Hergenrath: Zeus feiert Geburtstag: Euro-Jugend erlebt göttliches Pfingstlager

Hergenrath: Zeus feiert Geburtstag: Euro-Jugend erlebt göttliches Pfingstlager

Es sind göttliche Tage - das wird schnell klar: Auf dem großen Campingplatz herrscht reges Treiben. Die Euro-Jugend Aachen campiert drei Tage lang im Rahmen der alljährlichen Pfingstfahrt auf der großen Wiese. Das Motto der Reise lautet „Göttertreffen”.

Griechische sowie ägyptische Götter stehen hier im Mittelpunkt. Auf der Wiese sind sieben Stationen aufgebaut, an denen sich die Kinder mit verschiedenen Sachen beschäftigen. Susanne Kotulla, Geschäftsführerin der Euro-Jugend, freut sich über die Begeisterung der Teilnehmer: „Kinder im Alter zwischen sechs und 14 Jahren sind hier zusammen. Gemeinsames kreatives Arbeiten und gegenseitiges Helfen ist hier ganz selbstverständlich. Außerdem lernen die Kinder aufeinander Rücksicht zu nehmen und die Bereitschaft, Kompromisse zu schließen.” Auch zwei Kinder mit Handicap nehmen an der Reise teil und werden prima in die Gruppe integriert.
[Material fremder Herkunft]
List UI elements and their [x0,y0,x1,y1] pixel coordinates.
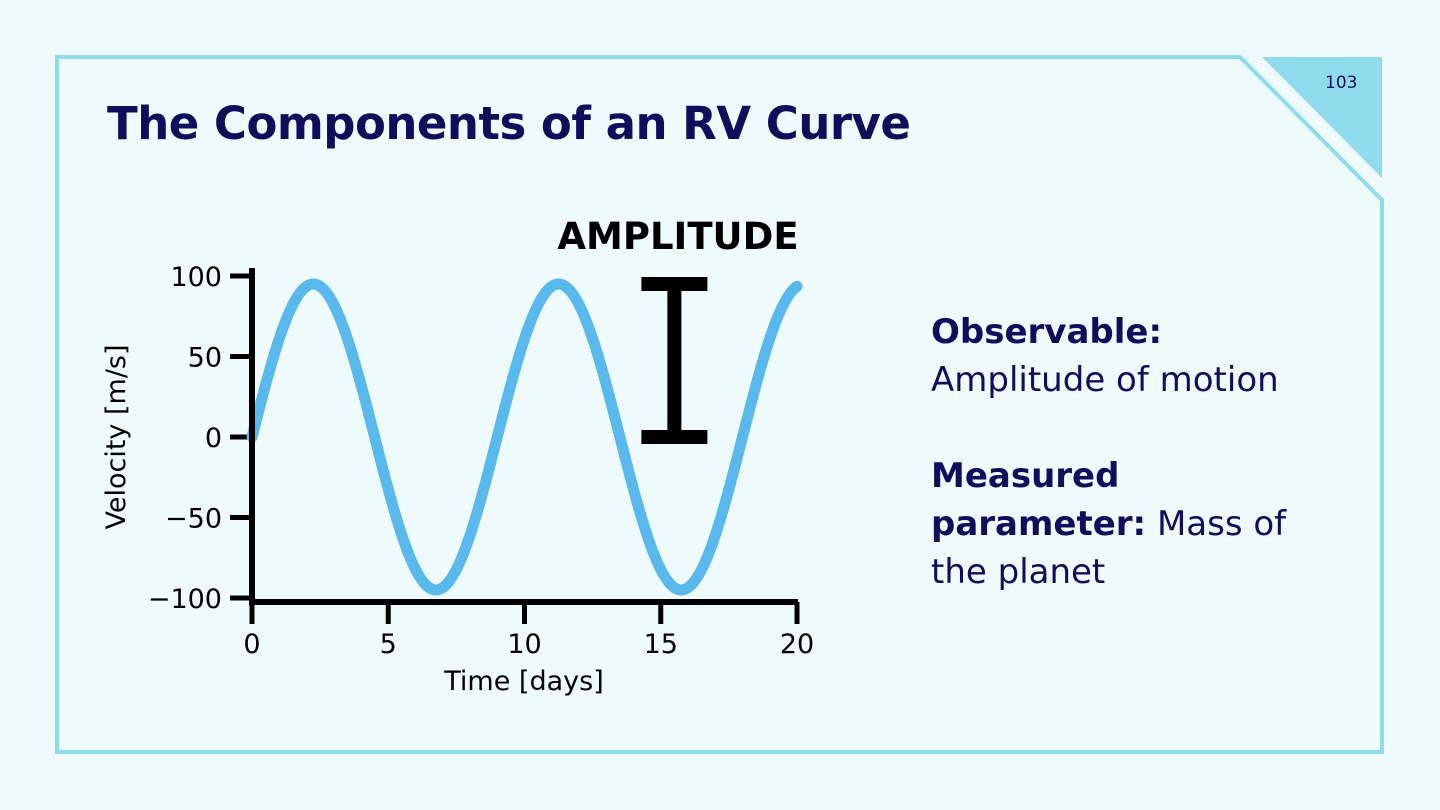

Ein Galaabend findet zu Ehren Zeus Geburtstag statt, dabei werden die Ergebnisse schließlich präsentiert. An den Handwerks- und Künstlerstationen wurden bis dahin Vasen aus Zeitungspapier, Tischdekorationen oder Möbel hergestellt. Carla, zehn Jahre alt, erklärt ihre Aufgabe an der Nähstation. „Hier werden Kleider und Kopfbänder für die Götter genäht, weil das ja auch unser Thema ist. Bei dem Galaabend werden wir dann die fertigen Sachen bei einer Modenschau präsentieren.”

An jeder Station wird eifrig und mit viel Spaß gearbeitet. Auch eine Nachtwanderung und Lagerfeuer sind fester Bestandteil des Programms. Ein Pfingstgottesdienst mit Meditation, den die Kinder selbst gestaltet haben, leitet den Galaabend bei tollem Wetter und Sonnenschein ein.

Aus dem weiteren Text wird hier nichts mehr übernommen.